Fiber is important for digestive health, but research found that virtually no toddlers meet the recommended amount on a given day. HOW TO GET IT: Giving your toddler plenty of fruits, vegetables and whole grains will help him meet his fiber needs.
Vitamin E is a fat-soluble antioxidant that helps promote the health of cells throughout the body. According to the Nestlé FITS study, more than half of toddlers are not getting enough vitamin E from the foods they eat on a given day. HOW TO GET IT: Good sources of vitamin E include vegetable oils (canola and corn), avocado and fortified products.

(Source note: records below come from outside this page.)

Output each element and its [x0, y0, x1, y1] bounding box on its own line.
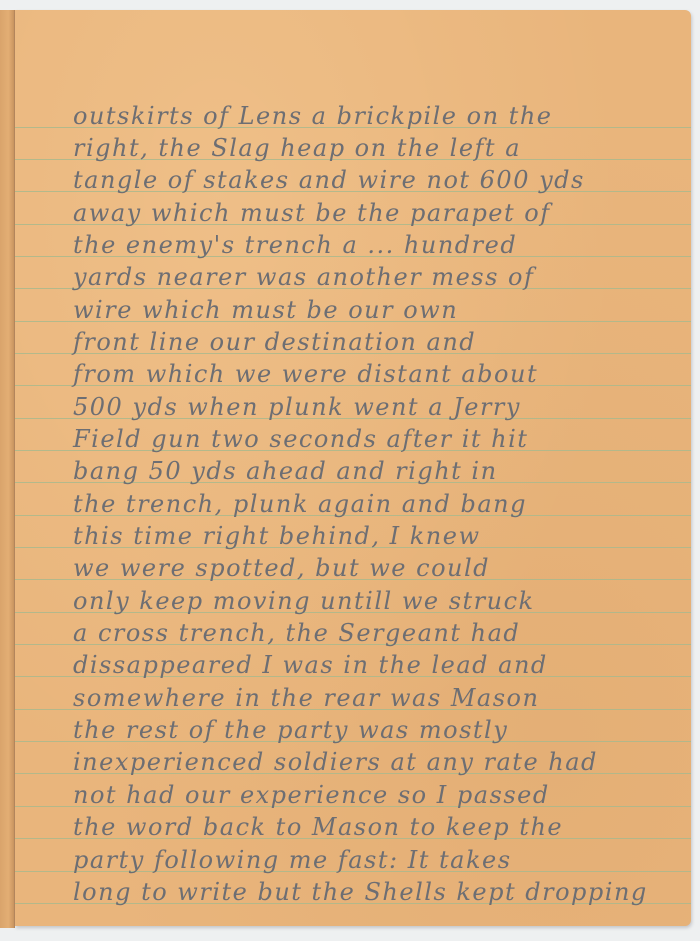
handwritten-line: front line our destination and — [73, 326, 687, 358]
handwritten-line: tangle of stakes and wire not 600 yds — [73, 164, 687, 196]
handwritten-line: bang 50 yds ahead and right in — [73, 455, 687, 487]
handwritten-line: the rest of the party was mostly — [73, 714, 687, 746]
handwritten-line: outskirts of Lens a brickpile on the — [73, 100, 687, 132]
handwritten-line: yards nearer was another mess of — [73, 261, 687, 293]
handwritten-line: the enemy's trench a ... hundred — [73, 229, 687, 261]
facing-page-edge — [0, 10, 15, 928]
handwritten-line: only keep moving untill we struck — [73, 585, 687, 617]
handwritten-line: party following me fast: It takes — [73, 844, 687, 876]
handwritten-line: somewhere in the rear was Mason — [73, 682, 687, 714]
handwritten-line: not had our experience so I passed — [73, 779, 687, 811]
handwritten-line: we were spotted, but we could — [73, 552, 687, 584]
handwritten-line: 500 yds when plunk went a Jerry — [73, 391, 687, 423]
handwritten-line: the word back to Mason to keep the — [73, 811, 687, 843]
handwritten-line: dissappeared I was in the lead and — [73, 649, 687, 681]
handwritten-line: wire which must be our own — [73, 294, 687, 326]
handwritten-line: the trench, plunk again and bang — [73, 488, 687, 520]
handwritten-line: away which must be the parapet of — [73, 197, 687, 229]
handwritten-line: a cross trench, the Sergeant had — [73, 617, 687, 649]
handwritten-line: long to write but the Shells kept droppi… — [73, 876, 687, 908]
handwritten-line: inexperienced soldiers at any rate had — [73, 746, 687, 778]
notebook-page: outskirts of Lens a brickpile on the rig… — [15, 10, 691, 926]
handwritten-line: this time right behind, I knew — [73, 520, 687, 552]
handwritten-line: from which we were distant about — [73, 358, 687, 390]
handwritten-line: Field gun two seconds after it hit — [73, 423, 687, 455]
handwritten-line: right, the Slag heap on the left a — [73, 132, 687, 164]
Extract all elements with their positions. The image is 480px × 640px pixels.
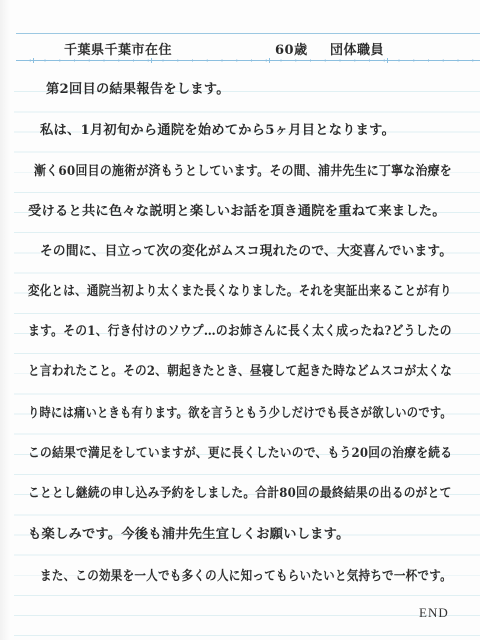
body-line: 漸く60回目の施術が済もうとしています。その間、浦井先生に丁寧な治療を — [34, 161, 452, 183]
end-mark: END — [419, 605, 449, 621]
body-line: また、この効果を一人でも多くの人に知ってもらいたいと気持ちで一杯です。 — [40, 566, 452, 588]
body-line: 変化とは、通院当初より太くまた長くなりました。それを実証出来ることが有り — [28, 281, 452, 303]
body-line: この結果で満足をしていますが、更に長くしたいので、もう20回の治療を続る — [28, 443, 452, 465]
writer-info-header: 千葉県千葉市在住 60歳 団体職員 — [0, 37, 480, 59]
body-line: も楽しみです。今後も浦井先生宜しくお願いします。 — [28, 524, 350, 546]
body-line: 受けると共に色々な説明と楽しいお話を頂き通院を重ねて来ました。 — [28, 201, 446, 223]
body-line: こととし継続の申し込み予約をしました。合計80回の最終結果の出るのがとて — [28, 483, 452, 505]
body-line: ます。その1、行き付けのソウプ…のお姉さんに長く太く成ったね?どうしたの — [28, 321, 452, 343]
header-top-rule — [16, 33, 480, 34]
letter-page: 千葉県千葉市在住 60歳 団体職員 第2回目の結果報告をします。 私は、1月初旬… — [0, 0, 480, 640]
scan-edge-shadow — [0, 0, 10, 640]
writer-location: 千葉県千葉市在住 — [64, 39, 172, 58]
body-line: 私は、1月初旬から通院を始めてから5ヶ月目となります。 — [40, 120, 395, 142]
body-line: り時には痛いときも有ります。欲を言うともう少しだけでも長さが欲しいのです。 — [28, 403, 452, 425]
writer-age: 60歳 — [275, 39, 308, 58]
body-line: 第2回目の結果報告をします。 — [46, 79, 230, 101]
body-line: その間に、目立って次の変化がムスコ現れたので、大変喜んでいます。 — [40, 241, 452, 263]
body-line: と言われたこと。その2、朝起きたとき、昼寝して起きた時などムスコが太くな — [28, 361, 452, 383]
ruled-lines — [14, 72, 480, 640]
writer-occupation: 団体職員 — [330, 39, 384, 58]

Potassium is an electrolyte that helps muscles work properly. Unfortunately, no toddlers are getting the recommended amount of potassium in their daily diets on a given day. HOW TO GET IT: Good sources of potassium include yogurt, bananas, spinach and orange juice.
Fat is important for growth and development. But on a given day, 23% of toddlers 12 to 24 months have diets with less than the recommended 30 to 40% of calories from fat. HOW TO GET IT: Try preparing foods with fat like soy or canola oil that also have the omega-3 fat, alpha linolenic acid or offer condiments such as mayonnaise or salad dressings made with these oils. Remember to limit foods high in saturated and trans fats.